10. Manifest sketch (compose-like)
app: web-api
image: registry.local/web-api@blake3:9f2c… # content-addressed, signed
replicas: 4
update: { strategy: rolling, maxSurge: 1, maxUnavailable: 0 }
resources: { cpu: 100m, memory: 64Mi }
ports:
- name: http
container: 8080
expose: { via: lb, provider: hetzner, listen: 443, protocol: https }
env: { LOG_LEVEL: info }
secrets: [ db-password ] # from cubestore, mounted in tmpfs
volumes:
- { name: data, mount: /data, persistent: true, size: 1Gi } # node-local PV, sticky
health:
readiness: { http: /healthz, port: 8080, period: 1s }
liveness: { http: /livez, port: 8080, period: 5s }
capabilities: [ net.listen:8080, fs.read:/etc/app ] # kernel grants, not root
placement: { spread: node, nodeSelector: { zone: eu-central } }
11. Milestone ladder (SC0–SC9)
One submilestone at a time, each with a test and a commit, per the repository workflow.

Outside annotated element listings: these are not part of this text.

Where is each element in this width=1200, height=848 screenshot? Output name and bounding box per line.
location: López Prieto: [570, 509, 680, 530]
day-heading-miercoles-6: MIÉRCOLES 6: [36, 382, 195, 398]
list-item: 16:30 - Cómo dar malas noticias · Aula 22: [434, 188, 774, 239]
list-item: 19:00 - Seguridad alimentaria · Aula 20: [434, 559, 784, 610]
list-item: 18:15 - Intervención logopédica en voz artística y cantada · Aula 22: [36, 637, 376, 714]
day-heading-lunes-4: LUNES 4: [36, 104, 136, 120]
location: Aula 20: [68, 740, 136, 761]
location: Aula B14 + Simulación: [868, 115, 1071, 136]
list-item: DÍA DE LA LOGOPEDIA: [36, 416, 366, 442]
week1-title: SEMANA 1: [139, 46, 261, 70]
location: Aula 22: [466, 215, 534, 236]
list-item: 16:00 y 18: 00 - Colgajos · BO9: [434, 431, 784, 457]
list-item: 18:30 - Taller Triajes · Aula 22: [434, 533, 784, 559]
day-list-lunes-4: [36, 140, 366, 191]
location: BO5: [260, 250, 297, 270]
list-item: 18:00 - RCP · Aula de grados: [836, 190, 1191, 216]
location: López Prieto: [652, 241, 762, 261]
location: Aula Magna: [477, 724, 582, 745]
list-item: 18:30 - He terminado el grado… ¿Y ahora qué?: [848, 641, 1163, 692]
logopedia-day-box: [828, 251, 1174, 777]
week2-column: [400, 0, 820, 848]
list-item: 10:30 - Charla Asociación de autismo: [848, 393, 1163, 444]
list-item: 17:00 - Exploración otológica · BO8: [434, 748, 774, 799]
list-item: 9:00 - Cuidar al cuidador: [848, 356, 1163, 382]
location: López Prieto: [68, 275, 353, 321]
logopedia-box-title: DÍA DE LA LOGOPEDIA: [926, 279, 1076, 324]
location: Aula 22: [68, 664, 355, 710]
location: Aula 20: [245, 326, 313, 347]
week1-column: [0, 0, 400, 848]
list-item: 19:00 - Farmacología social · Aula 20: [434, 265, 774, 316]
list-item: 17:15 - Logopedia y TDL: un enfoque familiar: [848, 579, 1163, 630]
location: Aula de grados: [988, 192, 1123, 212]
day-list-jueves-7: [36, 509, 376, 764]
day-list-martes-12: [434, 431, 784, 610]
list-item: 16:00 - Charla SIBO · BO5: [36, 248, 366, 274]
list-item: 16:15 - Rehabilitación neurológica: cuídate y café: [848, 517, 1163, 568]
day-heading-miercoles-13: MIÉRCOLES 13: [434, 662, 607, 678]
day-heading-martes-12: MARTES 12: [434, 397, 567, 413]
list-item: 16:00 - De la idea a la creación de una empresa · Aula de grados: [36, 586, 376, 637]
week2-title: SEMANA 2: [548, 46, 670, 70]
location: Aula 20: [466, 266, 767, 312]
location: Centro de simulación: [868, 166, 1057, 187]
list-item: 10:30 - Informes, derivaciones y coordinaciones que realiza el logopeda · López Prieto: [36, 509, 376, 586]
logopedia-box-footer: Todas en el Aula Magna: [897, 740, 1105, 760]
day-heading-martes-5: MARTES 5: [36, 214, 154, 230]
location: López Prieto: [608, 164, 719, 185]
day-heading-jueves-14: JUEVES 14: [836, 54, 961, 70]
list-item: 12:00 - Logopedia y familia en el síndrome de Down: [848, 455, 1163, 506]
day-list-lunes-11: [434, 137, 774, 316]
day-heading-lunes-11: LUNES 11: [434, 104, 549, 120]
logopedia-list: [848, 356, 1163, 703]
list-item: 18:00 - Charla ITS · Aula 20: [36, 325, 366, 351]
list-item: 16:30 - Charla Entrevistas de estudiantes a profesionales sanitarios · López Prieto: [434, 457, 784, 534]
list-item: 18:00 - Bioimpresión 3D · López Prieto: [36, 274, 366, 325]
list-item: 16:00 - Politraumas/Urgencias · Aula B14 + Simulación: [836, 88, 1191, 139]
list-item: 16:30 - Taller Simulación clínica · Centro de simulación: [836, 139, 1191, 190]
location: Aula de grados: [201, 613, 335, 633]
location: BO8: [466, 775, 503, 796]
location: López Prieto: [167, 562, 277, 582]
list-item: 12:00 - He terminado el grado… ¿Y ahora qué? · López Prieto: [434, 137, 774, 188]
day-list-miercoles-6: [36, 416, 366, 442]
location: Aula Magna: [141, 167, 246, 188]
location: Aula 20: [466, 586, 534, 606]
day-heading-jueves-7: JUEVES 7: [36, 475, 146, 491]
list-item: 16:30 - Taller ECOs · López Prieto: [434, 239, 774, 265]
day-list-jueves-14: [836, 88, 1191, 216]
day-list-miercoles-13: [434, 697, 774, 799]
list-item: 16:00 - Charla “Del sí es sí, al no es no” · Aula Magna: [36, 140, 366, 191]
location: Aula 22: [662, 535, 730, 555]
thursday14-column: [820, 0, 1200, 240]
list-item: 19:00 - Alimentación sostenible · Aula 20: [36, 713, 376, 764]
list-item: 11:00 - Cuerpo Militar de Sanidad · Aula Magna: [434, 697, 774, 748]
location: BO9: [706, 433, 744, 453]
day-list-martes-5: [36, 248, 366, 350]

| # | Milestone | Test criterion | Kernel dependency |
|---|---|---|---|
| SC0 | cubestore single-node: MVCC KV + watch + WAL/snapshot on datafs | put/get/watch by revision; recover from WAL | none — host-testable |
| SC1 | Raft over cubestore: elections, replication, quorum of 3, forwarding | kill the leader, writes continue; talk-to-any forwards | none |
| SC2 | node join: bootstrap token, mTLS, lease/heartbeat | a node appears/expires in the store | network stack |
| SC3 | slet apply loop: create/destroy a Cell from a signed image, report status | assign 1 instance → Cell running; remove → gone; crash → restart | yes — C-arc, esp. C6 |
| SC4 | scheduler: Deployment → N Assignments (spread + fit) | replicas=3 across 3 nodes; node down → reschedule | none |
| SC5 | readiness/liveness + endpoints loop | ready → endpoint registered | SC3 |
| SC6 | LB provider interface + nginx provider | endpoints → config + reload; rolling flips backends | SC5 |
| SC7 | east-west: service registry + node-proxy (virtual IP) | app A reaches app B by service name | SC3 |
| SC8 | node-local sticky PV on datafs + fencing | /data survives restart; instance pinned to node |
datafs |
| SC9 | sctl CLI + manifest parser + rollout state machine | end-to-end on QEMU -smp, multi-node |
all of the above |
Dependencies. SC0–SC2 and SC4 are decoupled from the in-flight kernel work (they are networking and storage on existing primitives) and can proceed in parallel with the roadmap. SC3 and everything downstream are gated on the kernel reaching the C-arc, specifically C6 (the userland Cell supervisor): the data plane spawns isolated, capability-scoped, accounted Cells, which is exactly what C6 delivers.
12. Placement in the repository
SwiftCube is proposed as a new subtree in this repository (host CLI plus userland
services), because it co-evolves with the kernel's Cell and capability
primitives and should be built and tested by the same make chain in the same
QEMU. A sibling repository with a dependency on SwiftOS is the alternative; for
v1, keeping it in-tree is preferred.
13. Open design points (not yet decided)
- Exact cubestore key schema and the watch wire protocol.
- The rollout state machine in full (state transitions, rollback windows).
- The
Assignmentand endpoints object shapes. - The provider-plugin API surface and failure/retry policy.
These are the natural next design tasks before SC0 begins.